Por Cida de Oliveira.

Da RBA.

O ano que começou com esforços do governo Dilma Rousseff para conter o avanço da epidemia de zika e as suas graves consequências, como o aumento de casos de microcefalia associados ao contágio pelo vírus na gestação – o que incluiu aporte de investimentos para pesquisas, vacinas e para amparo de vítimas – termina com o agravamento de outra doença: o subfinanciamento do SUS.

PEC da morte

Mal crônico, os recursos insuficientes para custear o maior sistema público de saúde do mundo deverá dar entrada na UTI nos próximos anos. A causa: o impacto do congelamento dos investimentos federais no setor com a aprovação da Emenda Constitucional 95/2016. A proposta foi encaminhada ao Congresso pelo governo de Michel Temer (PMDB), pouco depois do impeachment da presidenta Dilma. O Conselho Nacional de Saúde estima perdas da ordem de R$ 135 bilhões a R$ 400 bilhões nos 20 anos de vigência da medida.

Compromisso privado

Para analistas da Saúde, o golpe de Michel Temer à saúde pública começou com a escolha do nome do ministro, Ricardo Barros. “O governo Temer colocou para gerenciar a pasta de maior orçamento do Planalto um engenheiro civil sem qualquer experiência em gestão da saúde. Quando deputado federal (PP-PR), votou a favor da PEC 358, que alterou o cálculo de destinação de recursos para o SUS, diminuindo assim os repasses”, aponta o farmacêutico Leandro Farias, coordenador da organização Chega de Descaso, do Rio de Janeiro, que atua na defesa do SUS.

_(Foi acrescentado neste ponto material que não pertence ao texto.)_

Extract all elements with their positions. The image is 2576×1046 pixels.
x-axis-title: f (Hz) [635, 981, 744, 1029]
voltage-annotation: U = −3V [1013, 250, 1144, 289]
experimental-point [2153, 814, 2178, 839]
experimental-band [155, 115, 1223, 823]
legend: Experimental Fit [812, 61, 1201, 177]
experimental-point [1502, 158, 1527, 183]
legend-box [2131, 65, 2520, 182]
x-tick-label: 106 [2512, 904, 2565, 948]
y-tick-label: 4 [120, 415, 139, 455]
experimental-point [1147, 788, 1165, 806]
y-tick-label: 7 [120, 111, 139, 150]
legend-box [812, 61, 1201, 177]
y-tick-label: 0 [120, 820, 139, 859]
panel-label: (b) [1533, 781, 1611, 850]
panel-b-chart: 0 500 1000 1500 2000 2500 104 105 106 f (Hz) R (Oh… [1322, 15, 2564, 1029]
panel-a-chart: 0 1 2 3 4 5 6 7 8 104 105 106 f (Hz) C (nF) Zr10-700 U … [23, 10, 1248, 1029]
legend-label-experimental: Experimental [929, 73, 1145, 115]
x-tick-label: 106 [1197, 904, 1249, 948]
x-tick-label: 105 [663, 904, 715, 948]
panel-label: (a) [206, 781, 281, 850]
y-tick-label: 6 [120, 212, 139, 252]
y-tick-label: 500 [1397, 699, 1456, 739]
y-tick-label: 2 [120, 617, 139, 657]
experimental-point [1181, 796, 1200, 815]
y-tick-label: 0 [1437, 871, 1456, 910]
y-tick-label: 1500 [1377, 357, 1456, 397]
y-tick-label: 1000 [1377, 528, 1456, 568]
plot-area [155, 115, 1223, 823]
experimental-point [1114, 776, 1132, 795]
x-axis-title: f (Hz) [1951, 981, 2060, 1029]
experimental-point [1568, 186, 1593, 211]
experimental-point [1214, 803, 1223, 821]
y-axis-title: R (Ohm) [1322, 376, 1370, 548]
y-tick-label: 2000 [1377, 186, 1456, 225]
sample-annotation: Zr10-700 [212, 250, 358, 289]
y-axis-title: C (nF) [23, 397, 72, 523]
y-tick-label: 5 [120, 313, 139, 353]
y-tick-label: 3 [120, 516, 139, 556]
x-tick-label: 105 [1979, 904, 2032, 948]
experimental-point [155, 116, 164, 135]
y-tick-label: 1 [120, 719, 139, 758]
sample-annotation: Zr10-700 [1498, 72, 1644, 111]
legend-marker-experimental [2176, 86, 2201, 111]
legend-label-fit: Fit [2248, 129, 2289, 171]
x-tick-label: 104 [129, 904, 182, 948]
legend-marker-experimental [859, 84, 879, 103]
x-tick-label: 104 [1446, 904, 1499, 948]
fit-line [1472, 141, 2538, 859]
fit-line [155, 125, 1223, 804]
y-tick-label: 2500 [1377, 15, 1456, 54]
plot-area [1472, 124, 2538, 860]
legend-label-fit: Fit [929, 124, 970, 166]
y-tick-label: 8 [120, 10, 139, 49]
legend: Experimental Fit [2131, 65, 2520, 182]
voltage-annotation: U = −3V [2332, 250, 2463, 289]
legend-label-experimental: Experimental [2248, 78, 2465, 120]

Comprometido com a saúde privada, que contribuiu generosamente com suas campanhas eleitorais, o ministro passou a declarar, assim que empossado, no início de maio, que era preciso redimensionar o SUS, ajustando-o ao orçamento. A estratégia defendida foi a criação de planos de saúde “populares”, baratos, e de cobertura reduzida. Justamente por custear basicamente consultas e exames simples, como muitos planos já existentes, a ideia está sendo discutida por um grupo de trabalho desde agosto. Se for implementada, em vez de aliviar as contas do SUS vai onerar ainda mais. Caberá ao sistema público pagar o que esses convênios não pagam.

Mais Médicos

“Um ministro, aliás, que já declarou mudanças no Mais Médicos. Um programa tão importante, que levou a medicina para diversas regiões carentes do país por meio do trabalho de médicos que são referência em atenção primária em todo o mundo, os cubanos. Não é à toa que o presidente dos Estados Unidos, Barack Obama, em visita a Cuba, firmou intercâmbio para capacitar os profissionais norte-americanos”, destaca Farias.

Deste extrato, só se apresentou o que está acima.